Olayları canlandırma ile değil, Anne Wiazemsky ve arkadaşlarının kaldıkları evde dinlemekte oldukları radyo haberlerinden anlatıyor. Cannes sokaklarında yaşanan öğrenci yürüyüşleri, onlara destek veren sinema adamlarının yaptıkları ateşli toplantıların hiçbiri filmde yok.

Godard’ın o dönemde yaşadıklarını anlatmak gayesiyle yapılan filmde, olayı görüntülerle yerine ajans haberleriyle geçiştirmek, kolaycılığa ve ucuzluğa kaçmak, dört Oscar ödülü kazanmış bir yaratıcı yönetmene hiç yakışmıyor.

France Soir’ın kurucusu, Elle’in yöneticisi, ‘Cherbourg Şemsiyeleri’nin yapımcısı Pierre Lazareffe’in evinde misafir kaldığında dahi, kendisine (gıyabında da olsa) hakaret eden, herkese tepeden bakan, küçümseyen, kendinde aşırı güçler gören Godard, genel grevin ilan edilmesiyle, elinden hiçbir şey gelmeyen adama dönüşüyor.

Uçakların, trenlerin grevine benzin istasyonlarının katılmasıyla, deposu dolu arabası olanlar hariç, festival için gelenler Cannes’da hapis hayatı yaşamaya mahkûmdu.

Filmde gördüğümüz kadarıyla, villanın bekçisi günler süren bir arayıştan sonra tedarik ettiği benzinle, misafirleri Paris’e götürebiliyor.

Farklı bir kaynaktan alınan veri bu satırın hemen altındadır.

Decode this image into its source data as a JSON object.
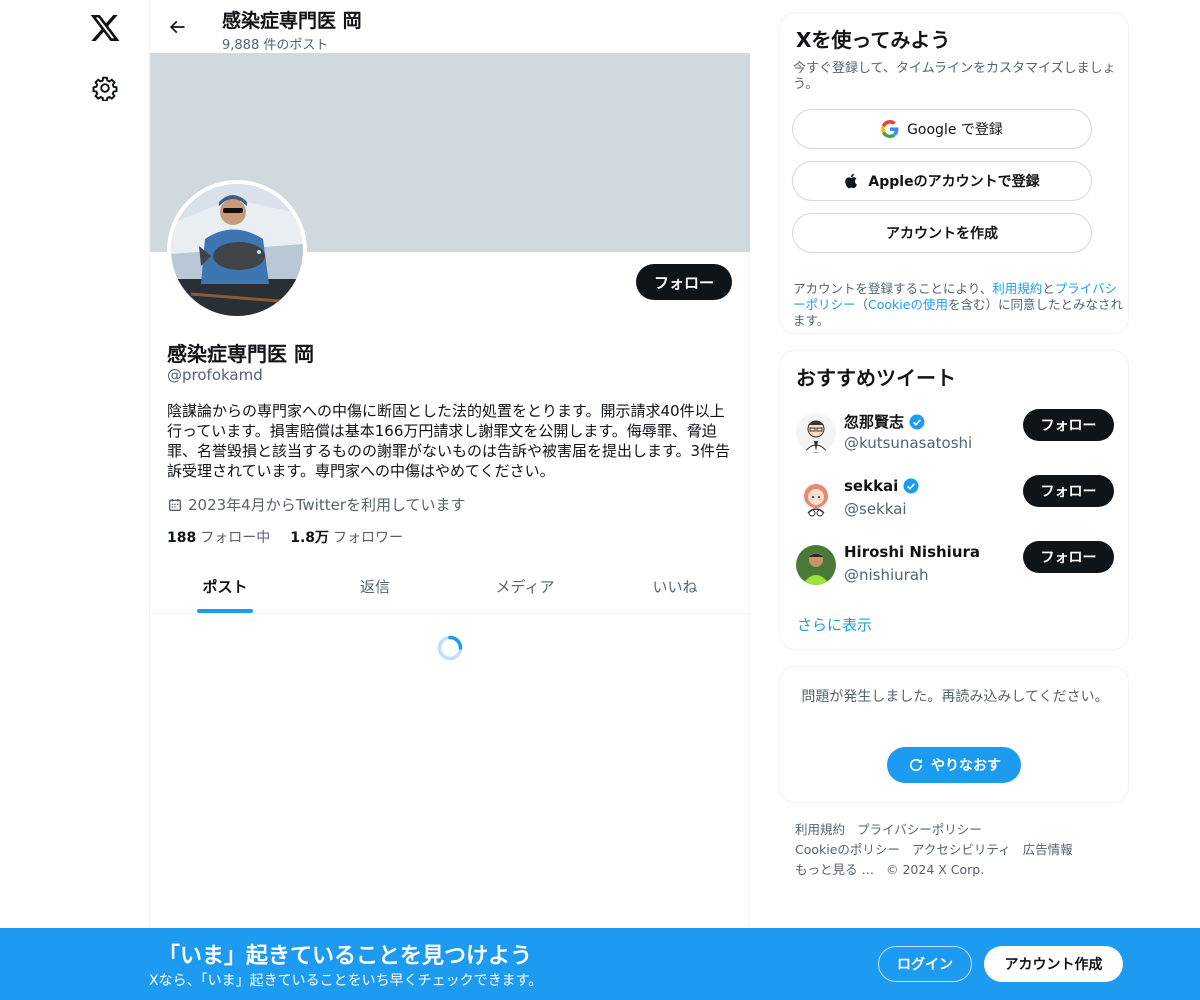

Aynı kaderi paylaşan biri olarak, Godard’dan daha becerikli çıktığımı söyleyebilirim. Ben grevin ilk gününde, taksi durağındaki tanıdık şoför Mösyö Georges sayesinde yola çıkıp Cenevre’ye ulaşabilmiştim. Mösyo George kötü günler için evinin banyo küvetinin içinde sakladığı benzin dolu iki jeriken kurtarıcımız olmuştu.

Cahiers da Cinema eleştirmeni iken, kendi yazdığı senaryolardan yönetmenliğe geçen, bugün 87 yaşında olan Jean-Luc Godard sinema tarihinin en tartışmalı isimlerinden biridir.

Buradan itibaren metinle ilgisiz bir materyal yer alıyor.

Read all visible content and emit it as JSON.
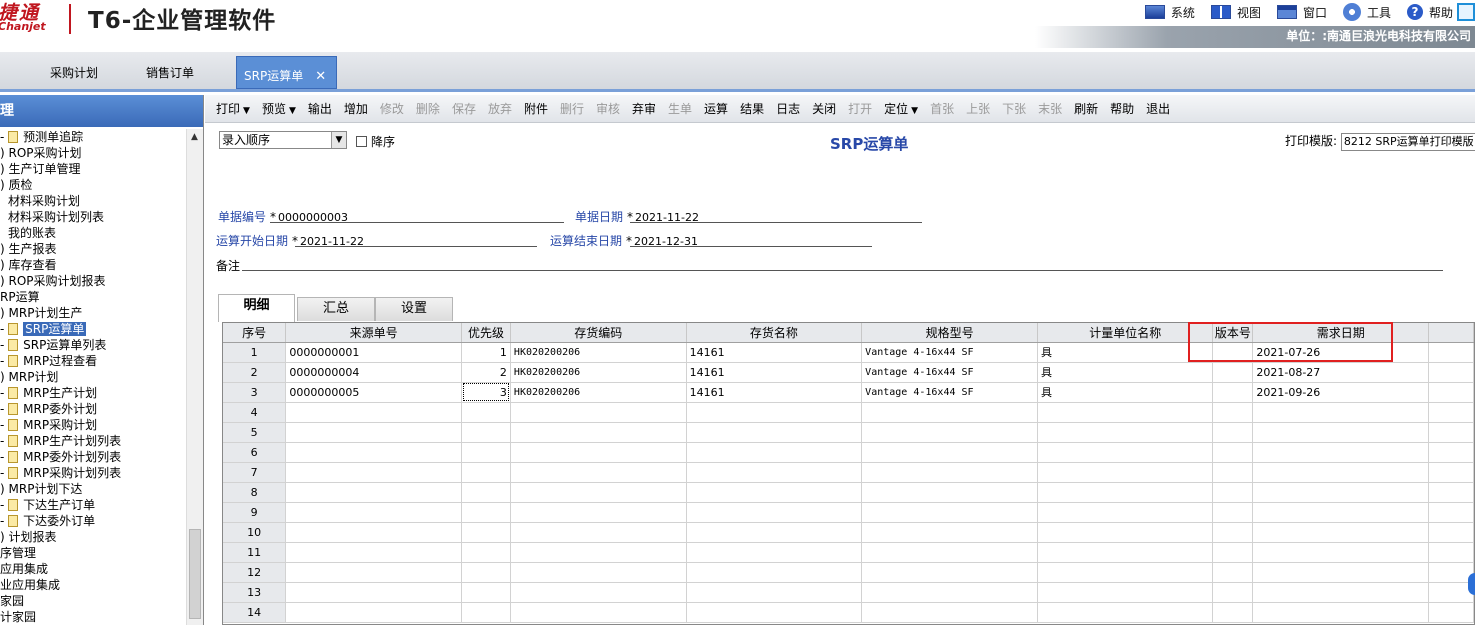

2014 Cannes Film Festivali jürisinin ‘Adieu Au Langage’ filmi için kendisine verdiği ödülü almaya gelmemişti. Halbuki o ödül Cannes’da sekiz kez yarışan Godard’a verilen tek ödüldü.

Cannes’ın parlattığı bir yönetmen olan Michel Hazanavicius, dünya prömiyerini bu festivalde yapan ‘Artist’ ile şöhrete ulaşmıştı. 1967 Paris doğumlu, Yahudi kökenli bir Litvanya ailesinin oğlu olan yönetmen 2011’de En İyi Yönetmen Oscar’ını kazandı. Filmi, sesli sinema döneminin En İyi Film Oscarını alan ilk film oldu. Oyuncusu Jean Dujardin’i En İyi Aktör, kostüm tasarımcısı Mark Bridges ve müzik partisyonunu hazırlayan Ludovic Bource’u Oscar sahibi yaptı.

Üç yıl aradan sonra yaptığı ‘Arayış / The Search’ ve bu yılki ‘Godard ve Ben’ Cannes’da dereceye girmedi. ‘Artist’in sağladığı prestijin mirasını Hazanavicius hızla tüketiyor.